Thursday, 19 April 2018

Commencement Matters

School Closures

10:30 am

Photo of Aodhán Ó RíordáinAodhán Ó Ríordáin (Labour) | Oireachtas source

I thank the Minister of State for taking this debate. The issue is about St. Thomas's special school in Clonshaugh. It is a small school, with a small enrolment, and a school that nobody really believes has a future, although that is not the issue at question here. It is a school where, through circumstance, all the pupils enrolled are Traveller boys. A decision was reached recently and communicated to the patron of the school that it is to close with immediate effect in June, not to be phased out over a number of years.

I do not believe in segregated education and do not think many people do. I do not believe boys should be separated from girls. I do not believe children of different religions should be separated from each other in schools. I do not believe children from families with financial advantage should be separated from children from families without that financial advantage and I certainly do not believe that Travellers should be educated separately from other children. However, there is a way of changing that.

If this school is to close, and the principal, the staff and the school community appreciate the need for that to happen, then it should be done in a compassionate manner. There is a handful of young men in the senior cycle of the school, or approaching the senior cycle, who would be severely affected by this closure. I do not know if the Minister of State can remember when he was 16 but I remember when I was 16. If we had been told we had to leave the school we were in to go to another school, it would have been pretty difficult for us to do that, and we are not members of a much-discriminated against minority. We are also not members of a minority that has a tradition of having difficulty in progressing in mainstream, formal education.

The issue here is that there are a number of young men who do not really see themselves staying in education if this rug is pulled from under them. The issue in St. Thomas's is not that the school should not close; I think everybody believes it should close. The issue is that it should be done with compassion and understanding for the young men who it will affect most profoundly, namely, the young men in fifth year and in third year. I could understand if the school was told not to take any more students in September. I could also understand if the Department said it would do this over the course of a year or two years, particularly for those young men who will face the leaving certificate next year. Despite the best will in the world, what will happen as a result of this situation is that young men who were going to do their leaving certificate in a year or two years will now not do it. Understanding that the school has to close, what I need to know from the Minister of State is that it can be done over two years to allow these young men to continue in their education in St. Thomas's and to allow a calm and compassionate transition for other students to other educational facilities.

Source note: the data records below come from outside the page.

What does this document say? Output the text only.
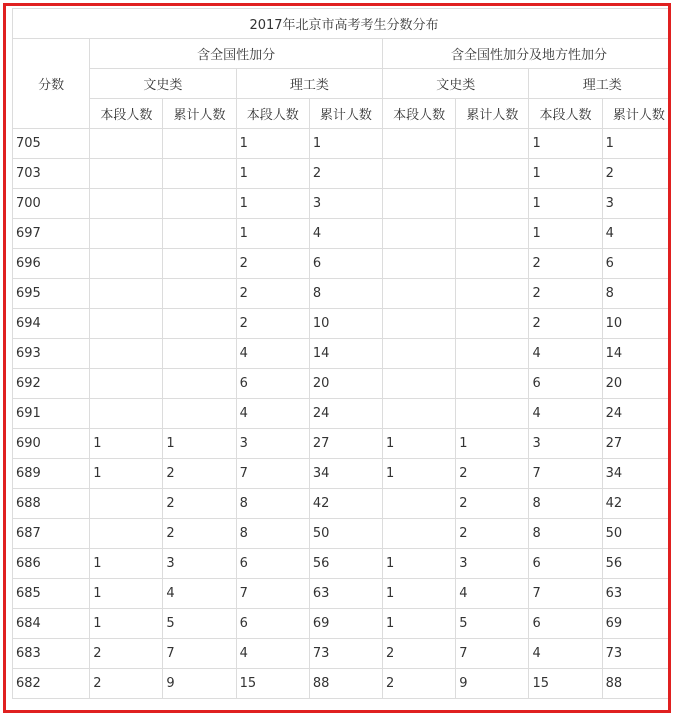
2017年北京市高考考生分数分布								
分数	含全国性加分				含全国性加分及地方性加分			
	文史类		理工类		文史类		理工类	
	本段人数	累计人数	本段人数	累计人数	本段人数	累计人数	本段人数	累计人数
705			1	1			1	1
703			1	2			1	2
700			1	3			1	3
697			1	4			1	4
696			2	6			2	6
695			2	8			2	8
694			2	10			2	10
693			4	14			4	14
692			6	20			6	20
691			4	24			4	24
690	1	1	3	27	1	1	3	27
689	1	2	7	34	1	2	7	34
688		2	8	42		2	8	42
687		2	8	50		2	8	50
686	1	3	6	56	1	3	6	56
685	1	4	7	63	1	4	7	63
684	1	5	6	69	1	5	6	69
683	2	7	4	73	2	7	4	73
682	2	9	15	88	2	9	15	88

We are not asking for the world. We are not asking to reverse the decision. We are just asking that the decision be phased, rather than immediate. For a school to be told in April that it is to close in June is, I would contest, very unusual. I do not think a school of a different character would get a message in April that it is closing in June for good. That is the message from the school community. These are vulnerable young people, they are in mainstream education and they are doing their best. I would ask that the Department would give them that small bit of leeway, not to close the doors of the school overnight, but to do it over a more prolonged period.